E o consumidor comum, fica só olhando? Não exatamente. Algumas mudanças de comportamento já são visíveis. A migração para SSDs com tecnologia QLC (Quad-Level Cell), que armazena mais dados por célula mas é um pouco mais lenta e menos durável que a TLC, tem ganhado força justamente por ser uma alternativa mais barata para os fabricantes produzirem. Você pode notar isso nas prateleiras: muitos SSDs "econômicos" de 2TB ou 4TB agora usam QLC. É um trade-off que a indústria está nos oferecendo: mais capacidade pelo mesmo preço (ou um pouco menos), em troca de uma performance de escrita sustentada um pouco menor. Para o uso do dia a dia, muitas vezes é uma troca imperceptível e válida.

Outro ponto é a resiliência das marcas. Aquele aumento de 50% reportado pela Sandisk não foi um caso isolado. Todas as grandes marcas de consumo que dependem da compra de wafers dos fabricantes (as chamadas "sem fábrica" ou fabless) estão sentindo o mesmo aperto nos custos. A diferença será como cada uma vai administrar esse aumento: absorvendo parte da margem, repassando integralmente, ou usando o momento para reposicionar seus produtos no mercado. A próxima geração de consoles de videogame, por exemplo, que sempre busca um custo agressivo, pode enfrentar um dos seus maiores desafios de engenharia de custos justamente aqui.

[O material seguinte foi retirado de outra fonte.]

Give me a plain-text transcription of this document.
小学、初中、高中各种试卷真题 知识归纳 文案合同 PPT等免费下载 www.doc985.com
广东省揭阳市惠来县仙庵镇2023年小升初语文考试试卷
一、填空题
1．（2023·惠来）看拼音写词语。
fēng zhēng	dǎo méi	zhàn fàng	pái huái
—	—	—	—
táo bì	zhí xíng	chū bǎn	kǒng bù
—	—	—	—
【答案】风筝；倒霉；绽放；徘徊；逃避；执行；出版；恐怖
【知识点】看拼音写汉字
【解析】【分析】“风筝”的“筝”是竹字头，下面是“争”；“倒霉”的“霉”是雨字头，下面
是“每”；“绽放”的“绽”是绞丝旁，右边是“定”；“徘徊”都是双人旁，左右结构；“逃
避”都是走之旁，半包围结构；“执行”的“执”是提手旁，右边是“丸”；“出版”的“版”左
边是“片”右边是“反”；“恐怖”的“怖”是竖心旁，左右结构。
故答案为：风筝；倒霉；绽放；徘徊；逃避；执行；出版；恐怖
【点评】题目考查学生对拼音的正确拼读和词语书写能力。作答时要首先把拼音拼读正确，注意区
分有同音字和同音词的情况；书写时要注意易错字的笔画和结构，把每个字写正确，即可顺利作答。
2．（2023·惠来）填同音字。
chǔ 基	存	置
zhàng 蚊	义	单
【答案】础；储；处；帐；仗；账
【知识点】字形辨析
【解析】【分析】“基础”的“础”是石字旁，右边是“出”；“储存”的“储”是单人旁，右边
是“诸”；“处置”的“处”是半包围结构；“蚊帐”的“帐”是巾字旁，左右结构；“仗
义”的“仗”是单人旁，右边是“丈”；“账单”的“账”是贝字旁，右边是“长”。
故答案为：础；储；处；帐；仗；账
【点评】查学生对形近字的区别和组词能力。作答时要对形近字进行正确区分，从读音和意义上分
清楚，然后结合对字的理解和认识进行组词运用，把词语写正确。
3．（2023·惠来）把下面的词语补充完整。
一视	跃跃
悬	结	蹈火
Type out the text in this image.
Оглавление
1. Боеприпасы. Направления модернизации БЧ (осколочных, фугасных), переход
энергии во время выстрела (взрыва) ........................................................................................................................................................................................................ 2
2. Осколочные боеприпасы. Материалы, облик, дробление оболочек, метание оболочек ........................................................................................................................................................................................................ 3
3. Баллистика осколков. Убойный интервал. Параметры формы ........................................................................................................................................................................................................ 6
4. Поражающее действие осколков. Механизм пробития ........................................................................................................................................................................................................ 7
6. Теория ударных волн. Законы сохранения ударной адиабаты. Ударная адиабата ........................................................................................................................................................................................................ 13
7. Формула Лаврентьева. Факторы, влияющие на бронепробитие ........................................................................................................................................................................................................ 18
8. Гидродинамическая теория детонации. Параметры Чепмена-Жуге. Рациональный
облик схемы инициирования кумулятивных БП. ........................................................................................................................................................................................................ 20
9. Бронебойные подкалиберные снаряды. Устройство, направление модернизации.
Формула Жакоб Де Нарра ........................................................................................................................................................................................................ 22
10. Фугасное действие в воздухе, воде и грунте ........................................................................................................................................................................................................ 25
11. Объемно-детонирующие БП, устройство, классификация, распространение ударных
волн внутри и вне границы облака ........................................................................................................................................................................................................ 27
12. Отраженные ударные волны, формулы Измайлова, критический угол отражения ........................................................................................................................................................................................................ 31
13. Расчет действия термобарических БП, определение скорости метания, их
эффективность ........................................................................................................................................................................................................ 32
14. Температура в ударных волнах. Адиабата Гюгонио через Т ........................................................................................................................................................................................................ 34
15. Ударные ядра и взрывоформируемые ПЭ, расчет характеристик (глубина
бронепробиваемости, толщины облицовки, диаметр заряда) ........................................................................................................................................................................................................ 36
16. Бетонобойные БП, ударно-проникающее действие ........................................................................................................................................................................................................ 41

No fim das contas, estamos testemunhando um realinhamento global de prioridades. O armazenamento rápido deixou de ser um simples acessório para PCs e se tornou a espinha dorsal da economia digital. E quando a infraestrutura global muda, os preços no varejo local acompanham. A questão que fica no ar é por quanto tempo esse novo patamar de custos vai se sustentar, e que tipo de inovações – talvez em arquiteturas de memória completamente diferentes – podem surgir para desafiar o domínio atual da NAND flash. A corrida, claramente, só está começando.